What hotels and restaurants must do immediately
For those managing a business in Italy, the most useful immediate actions are very concrete:
- Remove incentives linked to reviews
- Send review requests within 48 hours from the service or check-out
- Keep customer data, bookings, and fiscal documents
- Monitor suspicious or inconsistent reviews
- Train staff on what can and cannot be requested
Those who today work well on collecting authentic reviews will also be stronger tomorrow, because they will be able to rely on a more recent, more verifiable, and more defendable reputational profile.
What changes for foreign operators with activities in Italy
This issue does not concern only Italian businesses. It also concerns international hotel groups, foreign investors, food chains, property managers, and foreign tour operators who manage activities, structures, or services on Italian territory.
The key point is simple: the regulation is Italian, but the impact is international. A foreign operator working in the Italian market or receiving reviews related to a property located in Italy must know these rules, even if they use global platforms like Google, Booking, or TripAdvisor.
FAQ: the most searched questions by operators
Can I ask customers for reviews?
Yes. Asking for a review is allowed, as long as there are no incentives, advantages, or rewards linked to the request.
Can I have false reviews removed?
Yes, especially if the review is unverifiable, does not match your records, or appears published outside the prescribed time limits.
Can negative reviews be deleted?
No, if they are authentic. A genuine negative review cannot be removed simply because it damages the business’s image.
Does this apply to Google and TripAdvisor as well?
Yes, the Italian regulation concerns reviews related to businesses operating in Italy, even when published on international platforms.
Does this also apply to Booking, TheFork, or Airbnb?
The principle generally concerns platforms hosting reviews related to properties and services in the Italian territory, although the specific methods of compliance will depend on the individual platforms.
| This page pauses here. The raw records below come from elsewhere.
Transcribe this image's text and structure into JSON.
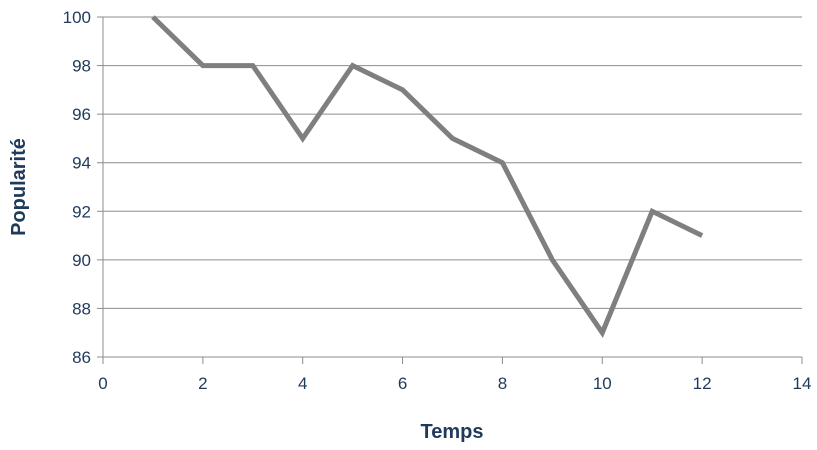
{
  "chart_data": {
    "type": "line",
    "title": "",
    "xlabel": "Temps",
    "ylabel": "Popularité",
    "xlim": [
      0,
      14
    ],
    "ylim": [
      86,
      100
    ],
    "x_ticks": [
      0,
      2,
      4,
      6,
      8,
      10,
      12,
      14
    ],
    "y_ticks": [
      86,
      88,
      90,
      92,
      94,
      96,
      98,
      100
    ],
    "grid": true,
    "legend": "none",
    "series": [
      {
        "color": "#7f7f7f",
        "x": [
          1,
          2,
          3,
          4,
          5,
          6,
          7,
          8,
          9,
          10,
          11,
          12
        ],
        "y": [
          100,
          98,
          98,
          95,
          98,
          97,
          95,
          94,
          90,
          87,
          92,
          91
        ]
      }
    ],
    "colors": {
      "axis_text": "#1f3a5a",
      "gridline": "#8c8c8c",
      "axis_line": "#8c8c8c"
    }
  }
}
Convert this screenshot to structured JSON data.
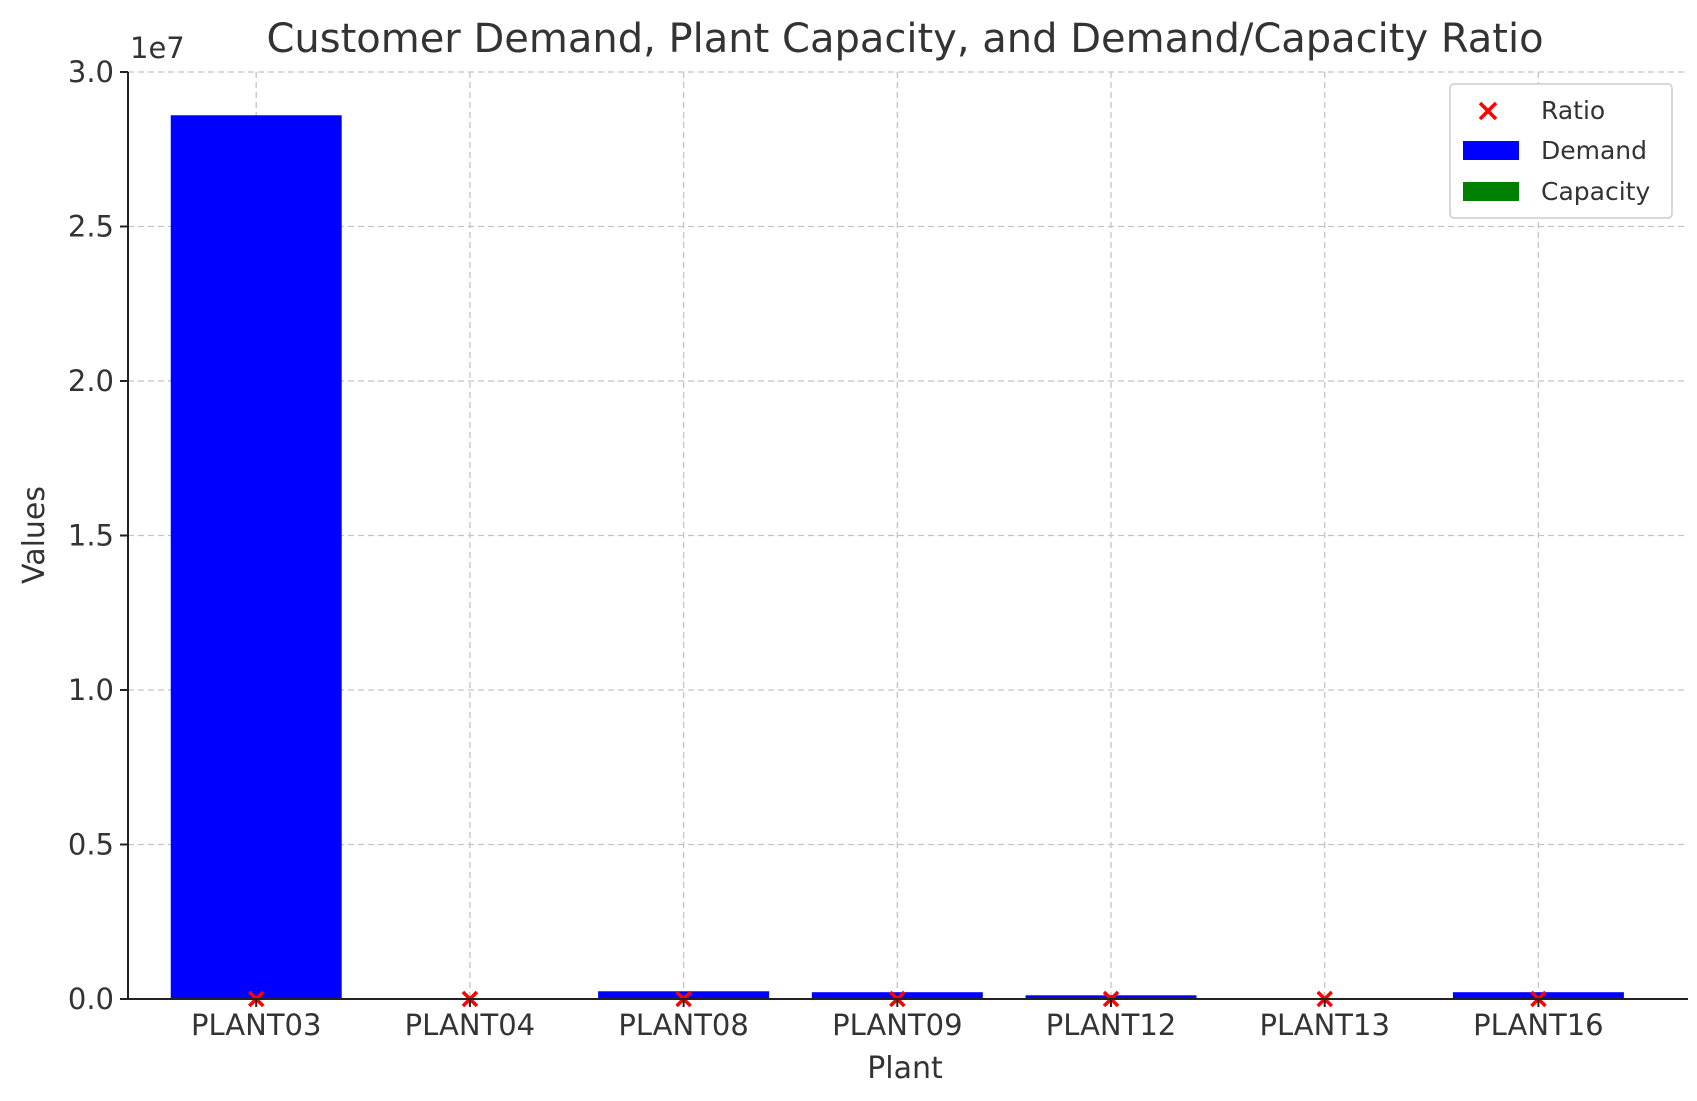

Italian regulation and European context
The Italian regulation fits within a European context where the issue of review transparency was already relevant, but introduces rules specific to Italian legislation. The 30-day window, the 24-month expiration, and the proof of service criterion are elements that go beyond the general European framework and apply to businesses subject to Italian jurisdiction.
For this reason, in the international versions of the article, it is crucial to clarify that this is not a rule valid throughout the European Union, but a national Italian regulation with concrete effects for those operating in the Italian market.
Why this regulation really changes the sector
For hotels, restaurants, and tourism operators, online reviews have always been decisive but difficult to control. Today something changes: there are finally clearer tools to defend against fake reviews, contest unverifiable ones, and work on a reputation more aligned with the real experience.
But the difference will be made by those who act immediately. Internal organization, proper collection of feedback, data archiving, and active review management will be the true competitive advantage in the next months, especially for those operating in an international market but needing to comply with Italian rules.